Using lateral joins, this query becomes quite simple:

SELECT
  name,
  calculated_coefficient,
  total * calculated_coefficient AS wilks,
  mcculloch_constants.coefficient * total * calculated_coefficient AS mcculloch
FROM
  lifters
  JOIN wilks_constants ON lifters.sex = wilks_constants.sex
  LEFT OUTER JOIN mcculloch_constants ON lifters.age = mcculloch_constants.age,
  LATERAL (
    SELECT
      500 / (
        wilks_constants.a +
        weight * wilks_constants.b +
        weight ^ 2 * wilks_constants.c +
        weight ^ 3 * wilks_constants.d +
        weight ^ 4 * wilks_constants.e +
        weight ^ 5 * wilks_constants.f
      ) AS calculated_coefficient
  ) AS coefficient_calculation;

This is much cleaner, and the amount of duplicated code is greatly reduced.

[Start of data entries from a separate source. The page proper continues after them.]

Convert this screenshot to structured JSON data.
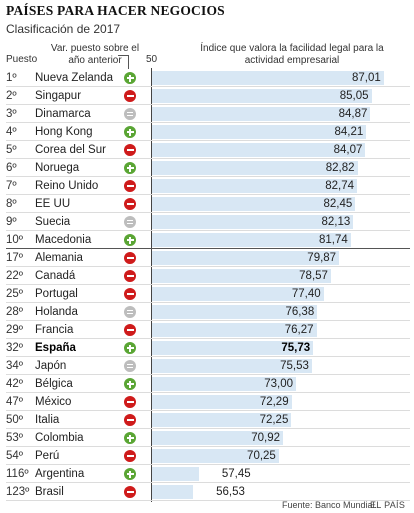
{
  "header": {
    "title": "PAÍSES PARA HACER NEGOCIOS",
    "subtitle": "Clasificación de 2017",
    "col_rank": "Puesto",
    "col_change": "Var. puesto sobre el año anterior",
    "axis_start": "50",
    "col_index": "Índice que valora la facilidad legal para la actividad empresarial"
  },
  "colors": {
    "bar": "#d8e7f4",
    "up": "#5aa534",
    "down": "#cf1b1b",
    "same": "#bdbdbd"
  },
  "chart_data": {
    "type": "bar",
    "orientation": "horizontal",
    "xlim": [
      50,
      88
    ],
    "categories": [
      "Nueva Zelanda",
      "Singapur",
      "Dinamarca",
      "Hong Kong",
      "Corea del Sur",
      "Noruega",
      "Reino Unido",
      "EE UU",
      "Suecia",
      "Macedonia",
      "Alemania",
      "Canadá",
      "Portugal",
      "Holanda",
      "Francia",
      "España",
      "Japón",
      "Bélgica",
      "México",
      "Italia",
      "Colombia",
      "Perú",
      "Argentina",
      "Brasil"
    ],
    "ranks": [
      "1º",
      "2º",
      "3º",
      "4º",
      "5º",
      "6º",
      "7º",
      "8º",
      "9º",
      "10º",
      "17º",
      "22º",
      "25º",
      "28º",
      "29º",
      "32º",
      "34º",
      "42º",
      "47º",
      "50º",
      "53º",
      "54º",
      "116º",
      "123º"
    ],
    "values": [
      87.01,
      85.05,
      84.87,
      84.21,
      84.07,
      82.82,
      82.74,
      82.45,
      82.13,
      81.74,
      79.87,
      78.57,
      77.4,
      76.38,
      76.27,
      75.73,
      75.53,
      73.0,
      72.29,
      72.25,
      70.92,
      70.25,
      57.45,
      56.53
    ],
    "labels": [
      "87,01",
      "85,05",
      "84,87",
      "84,21",
      "84,07",
      "82,82",
      "82,74",
      "82,45",
      "82,13",
      "81,74",
      "79,87",
      "78,57",
      "77,40",
      "76,38",
      "76,27",
      "75,73",
      "75,53",
      "73,00",
      "72,29",
      "72,25",
      "70,92",
      "70,25",
      "57,45",
      "56,53"
    ],
    "change": [
      "up",
      "down",
      "same",
      "up",
      "down",
      "up",
      "down",
      "down",
      "same",
      "up",
      "down",
      "down",
      "down",
      "same",
      "down",
      "up",
      "same",
      "up",
      "down",
      "down",
      "up",
      "down",
      "up",
      "down"
    ],
    "highlight": "España"
  },
  "footer": {
    "source": "Fuente: Banco Mundial.",
    "brand": "EL PAÍS"
  }
}
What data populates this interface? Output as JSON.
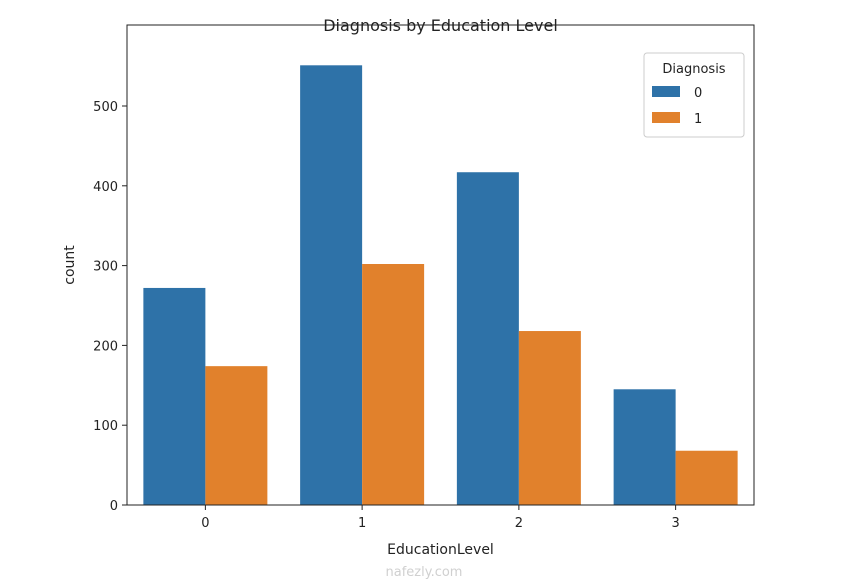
{
  "chart_data": {
    "type": "bar",
    "title": "Diagnosis by Education Level",
    "xlabel": "EducationLevel",
    "ylabel": "count",
    "categories": [
      "0",
      "1",
      "2",
      "3"
    ],
    "ylim": [
      0,
      600
    ],
    "yticks": [
      0,
      100,
      200,
      300,
      400,
      500
    ],
    "legend": {
      "title": "Diagnosis",
      "placement": "top-right"
    },
    "series": [
      {
        "name": "0",
        "color": "#2e72a8",
        "values": [
          272,
          551,
          417,
          145
        ]
      },
      {
        "name": "1",
        "color": "#e1812c",
        "values": [
          174,
          302,
          218,
          68
        ]
      }
    ]
  },
  "watermark": "nafezly.com"
}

Lateral joins can even reference columns from other lateral joins:

SELECT
  name,
  calculated_coefficient,
  calculated_wilks,
  calculated_mcculloch
FROM
  lifters
  JOIN wilks_constants ON lifters.sex = wilks_constants.sex
  LEFT OUTER JOIN mcculloch_constants ON lifters.age = mcculloch_constants.age,
  LATERAL (
    SELECT
      (
        500 / (
          wilks_constants.a +
          weight * wilks_constants.b +
          weight ^ 2 * wilks_constants.c +
          weight ^ 3 * wilks_constants.d +
          weight ^ 4 * wilks_constants.e +
          weight ^ 5 * wilks_constants.f
        )
      ) AS calculated_coefficient
  ) AS coefficient_calculation,
  LATERAL (
    SELECT
      total * calculated_coefficient AS calculated_wilks
  ) AS wilks_calculation,
  LATERAL (
    SELECT
      mcculloch_constants.coefficient * calculated_wilks AS calculated_mcculloch
  ) AS mcculloch_calculation;

This is simple, clean, understandable, and maintainable.

Reusing calculations or values within a query is just one of the conveniences of lateral joins; however, it is not the only usage. Check out the documentation for more detailed use cases.